Hacker News new | ask | show | jobs
by AnimalMuppet 2405 days ago
In what sense are integers and booleans sum types? What is the definition of sum types that booleans fit? Is it just that it can be true or false, and because there's the "or", it's a sum type?
6 comments

> In what sense are integers and booleans sum types?

Natural = Zero | Successor(Natural)

Bool = True | False

The mapping from Natural to Integer is standard.

Assuming non-fixed width integers, how can you have an infinite sum type?
There’s nothing wrong with an infinite sum, in principle. You can’t usually define them unless you can use recursion. In the case of integers you can do

    data Int = Positive Nat | Negative Nat
    data Nat = Zero | Succ Nat
Though, that has 2 zeros, a positive and a negative one, but zero should be neither. To avoid that, you can do:

  data Int = Zero | NonZero Sign PositiveInt
  data PositiveInt = One | Succ PositiveInt
  data Sign = Positive | Negative
Good point.
You can't.
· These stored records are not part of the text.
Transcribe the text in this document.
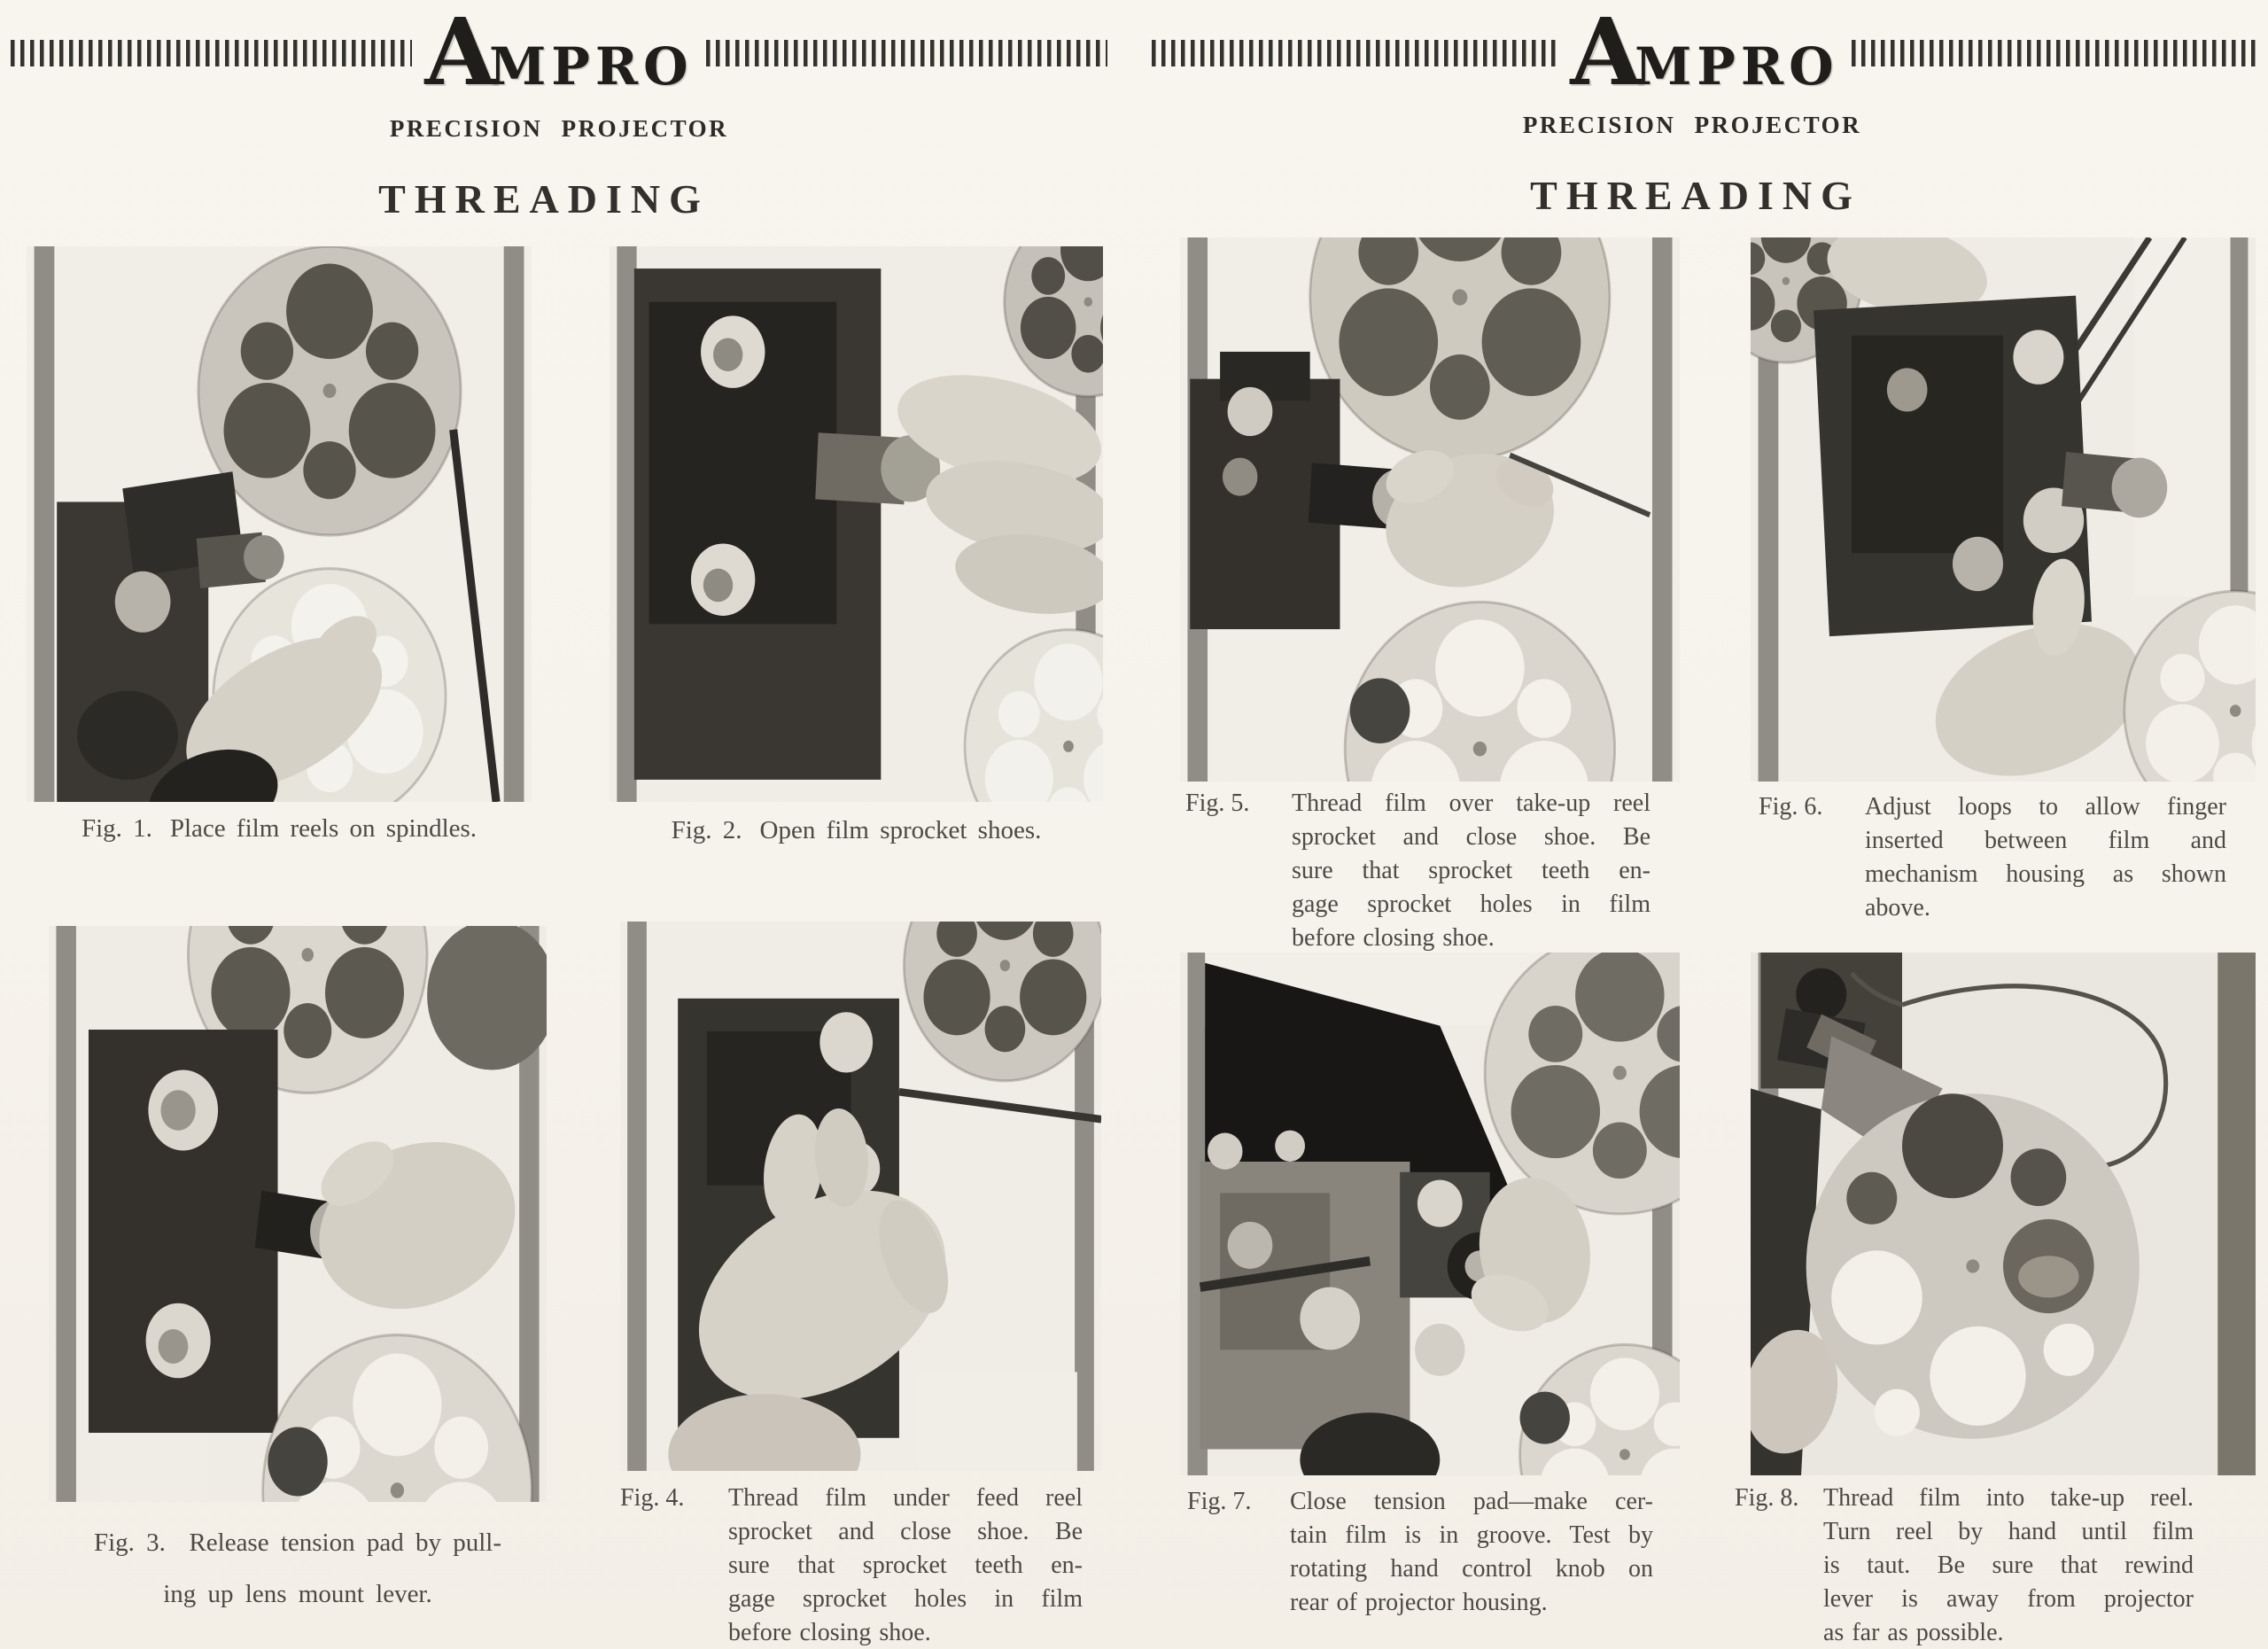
A
MPRO
PRECISION PROJECTOR
THREADING
Fig. 1. Place film reels on spindles.	Fig. 2. Open film sprocket shoes.
Fig. 3. Release tension pad by pull-
ing up lens mount lever.
Fig. 4.	Thread film under feed reel
sprocket and close shoe. Be
sure that sprocket teeth en-
gage sprocket holes in film
before closing shoe.
A
MPRO
PRECISION PROJECTOR
THREADING
Fig. 5.	Thread film over take-up reel
sprocket and close shoe. Be
sure that sprocket teeth en-
gage sprocket holes in film
before closing shoe.
Fig. 6.	Adjust loops to allow finger
inserted between film and
mechanism housing as shown
above.
Fig. 7.	Close tension pad—make cer-
tain film is in groove. Test by
rotating hand control knob on
rear of projector housing.
Fig. 8. Thread film into take-up reel.
Turn reel by hand until film
is taut. Be sure that rewind
lever is away from projector
as far as possible.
The Natural number definition combines a sum type with a recursive position. Or in other words, a finite tag (either zero or successors, 2 options) plus a pointer to the next value in the case of successor.
> Is it just that it can be true or false, and because there's the "or", it's a sum type?

You can rote learn that, but the reason why it's intuitive to call them sum types is because you're adding the number of possible values. With product types, you multiply the number of possible values that the type represents. Consider these types:

  -- 1 + 1 = 2 possible values
  data Bool = True | False

  -- 1 + 1 * a = 1 + a possible values
  data Maybe a = Nothing | Just a

  -- 1 * a + 1 * b = a + b possible values
  data Either a b = Left a | Right b

  -- 1 * a * b possible values
  data Pair a b = Pair a b

  -- 1 * a * b * c possible values
  data Triple a b c = Triple a b c
`Maybe Bool` would have 1 + 2 = 3 possible values.

`Either (Pair Bool Bool) (Maybe Bool)` would have (2 * 2) + (1 + 2) = 7 possible values.

Integers would be defined as:

  data Int = ... | -2 | -1 | 0 | 1 | 2 | ...
if they were finite, but since they're not, they'd have to be defined recursively with something like:

  data PositiveInteger = One | Succ PositiveInteger
  data Integer = Zero | NonZero Bool PositiveInteger
where the Bool represents the sign.

Since 2 * x is the same as x + x, we can also define it as:

  data Integer = Zero | NonZero (Either PositiveInteger PositiveInteger)
where Left of Either would represent negative integers, and Right of Either would represent positive integers.
Summing is the act of gluing two components together with “or”. It’s possible to see all types as sums in this fashion (this is essentially “distributivity of addition over multiplication) but it’s also impossible to see char/int/bool as not having some sense of “or” within it.

For a product type with no “or”, consider the JavaScript object {}. We see these as “atomic”.

A boolean is either true or false - i.e., it's the type inhabited only by "True" plus the type inhabited only by "False". An integer is either 1, or 2, or 3, or 4, or..., i.e., it's the countably infinite sum of other types.
First, here is a note about the notation that I will use here: Let `1` denote the unit type, the type with one inhabitant. Let `()` denote the inhabitant of the unit type. Let `a + b` or `Either a b` denote the sum of types `a` and `b`. Let `Left` and `Right` be the constructors of the sum type.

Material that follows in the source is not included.